Study Design:   Selection of study sites and community indicators were determined by data availability. The first criterion was monthly data on results of urinalysis of arrestees at booking, available for almost all detained arrestees in Washington, DC, since April 1984. The additional data on drug-related emergency room episodes, drug overdose deaths, reported crimes, and reported cases of child abuse and neglect formed the basis for initial model testing. To examine the extent to which Washington, DC, might generalize to other communities, Portland, Oregon, was chosen as a comparison site with similar initial booking tests of arrestees on a continuous monthly basis and community indicators similar to those available in Washington, DC. Emergency room episode data comparable to that in Washington, DC, was not available for Portland.

Data Source:

agency files from Washington, DC, and Multnomah County, Portland, and Gresham, Oregon

Description of Variables:   Part 1 data (Washington, DC) were broken into five sections: Arrestee Drug Test Results (cocaine, opiates, methadone, amphetamines, and PCP), Drug-Related Emergency Room Episodes, Drug Overdose Deaths, Crimes Reported (violent crimes such as murder, rape, robbery, and assault, and property crimes, including burglary, larceny, auto theft, and arson), and Child Maltreatment (abuse, neglect, and other).

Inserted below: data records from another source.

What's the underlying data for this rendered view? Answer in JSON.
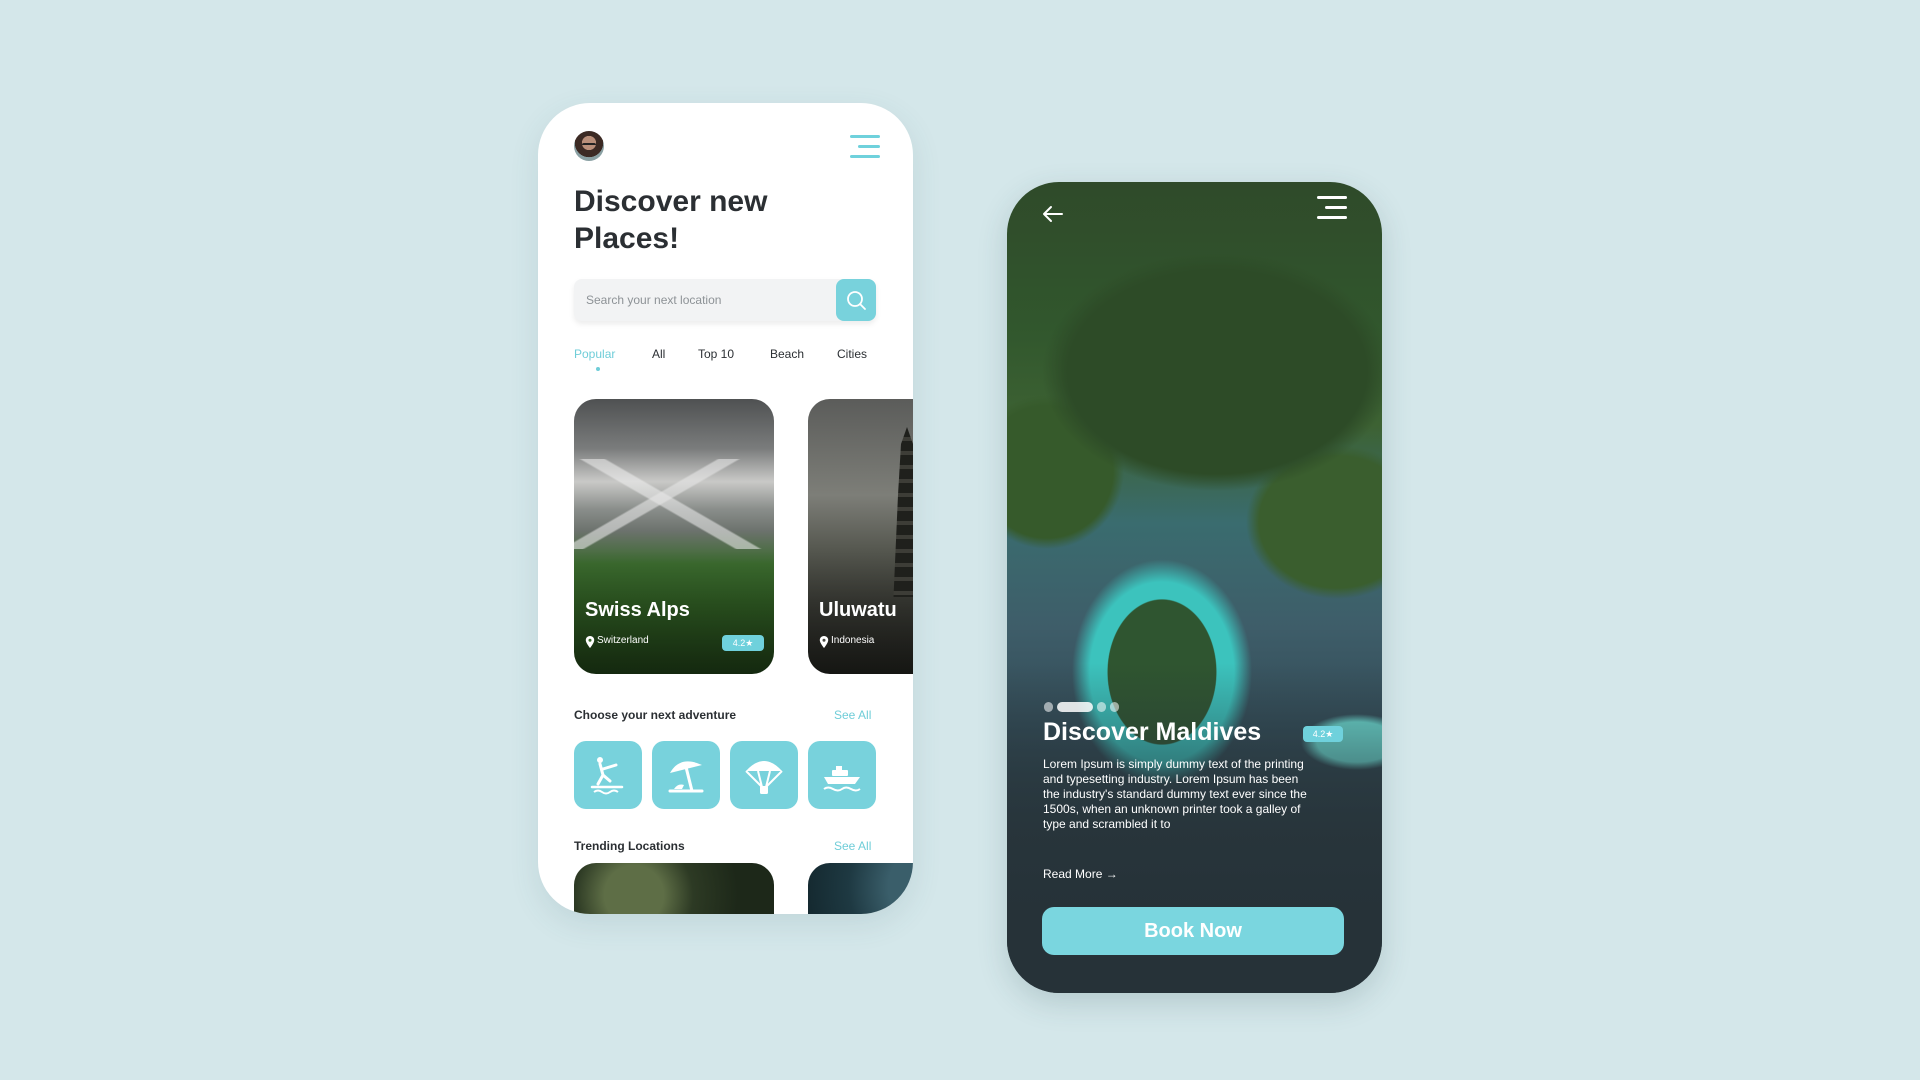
{
  "colors": {
    "accent": "#78d2dc",
    "background": "#d4e7ea",
    "text": "#2b2f33"
  },
  "home": {
    "title": "Discover new Places!",
    "search": {
      "placeholder": "Search your next location",
      "value": ""
    },
    "tabs": [
      {
        "label": "Popular",
        "active": true
      },
      {
        "label": "All"
      },
      {
        "label": "Top 10"
      },
      {
        "label": "Beach"
      },
      {
        "label": "Cities"
      }
    ],
    "places": [
      {
        "name": "Swiss Alps",
        "location": "Switzerland",
        "rating": "4.2★"
      },
      {
        "name": "Uluwatu",
        "location": "Indonesia"
      }
    ],
    "adventure": {
      "title": "Choose your next adventure",
      "see_all": "See All",
      "icons": [
        "water-ski-icon",
        "beach-umbrella-icon",
        "parachute-icon",
        "boat-icon"
      ]
    },
    "trending": {
      "title": "Trending Locations",
      "see_all": "See All"
    }
  },
  "detail": {
    "title": "Discover Maldives",
    "rating": "4.2★",
    "description": "Lorem Ipsum is simply dummy text of the printing and typesetting industry. Lorem Ipsum has been the industry's standard dummy text ever since the 1500s, when an unknown printer took a galley of type and scrambled it to",
    "read_more": "Read More →",
    "book_label": "Book Now"
  }
}
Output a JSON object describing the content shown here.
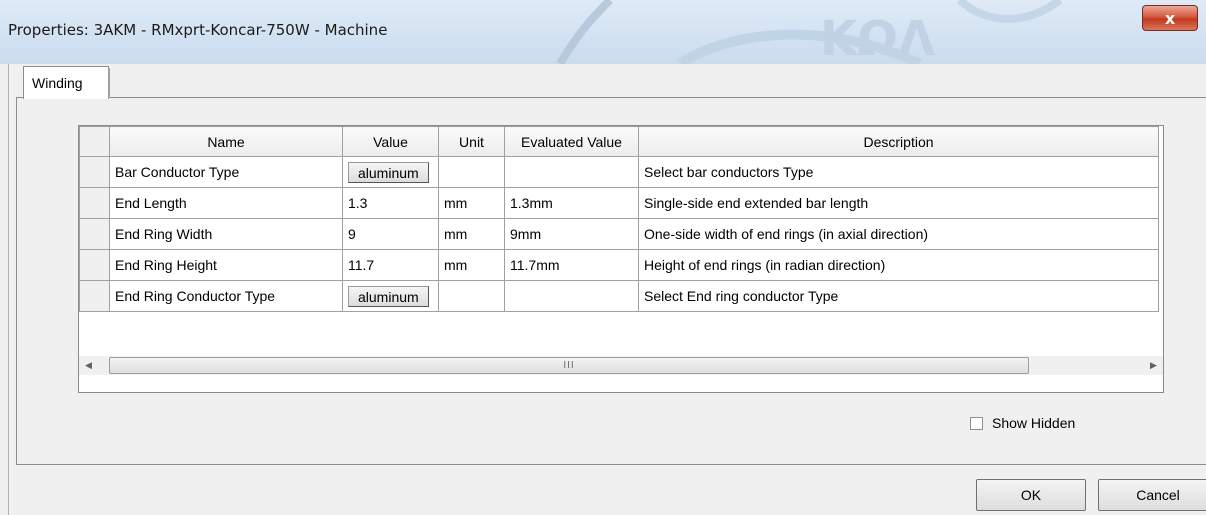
{
  "window": {
    "title": "Properties: 3AKM - RMxprt-Koncar-750W - Machine",
    "close_glyph": "x"
  },
  "tabs": [
    {
      "label": "Winding",
      "active": true
    }
  ],
  "table": {
    "columns": [
      "Name",
      "Value",
      "Unit",
      "Evaluated Value",
      "Description"
    ],
    "rows": [
      {
        "name": "Bar Conductor Type",
        "value": "aluminum",
        "value_is_button": true,
        "unit": "",
        "evaluated": "",
        "description": "Select bar conductors Type"
      },
      {
        "name": "End Length",
        "value": "1.3",
        "value_is_button": false,
        "unit": "mm",
        "evaluated": "1.3mm",
        "description": "Single-side end extended bar length"
      },
      {
        "name": "End Ring Width",
        "value": "9",
        "value_is_button": false,
        "unit": "mm",
        "evaluated": "9mm",
        "description": "One-side width of end rings (in axial direction)"
      },
      {
        "name": "End Ring Height",
        "value": "11.7",
        "value_is_button": false,
        "unit": "mm",
        "evaluated": "11.7mm",
        "description": "Height of  end rings (in radian direction)"
      },
      {
        "name": "End Ring Conductor Type",
        "value": "aluminum",
        "value_is_button": true,
        "unit": "",
        "evaluated": "",
        "description": "Select End ring conductor Type"
      }
    ]
  },
  "scrollbar": {
    "left_icon": "scroll-left-arrow-icon",
    "right_icon": "scroll-right-arrow-icon",
    "grip": "III"
  },
  "show_hidden": {
    "label": "Show Hidden",
    "checked": false
  },
  "buttons": {
    "ok": "OK",
    "cancel": "Cancel"
  },
  "colors": {
    "titlebar": "#d3e2f2",
    "close": "#c23a1f",
    "dialog_bg": "#f0f0f0"
  }
}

Part 2 data (Portland, OR) consisted of the same sections with the exception of Drug-Related Emergency Room Episodes.

Response Rates:   Not applicable.

Presence of Common Scales:   None

Extent of Processing:  ICPSR data undergo a confidentiality review and are altered when necessary to limit the risk of disclosure. ICPSR also routinely creates ready-to-go data files along with setups in the major statistical software formats as well as standard codebooks to accompany the data. In addition to these procedures, ICPSR performed the following processing steps for this data collection:

  • Checked for undocumented or out-of-range codes.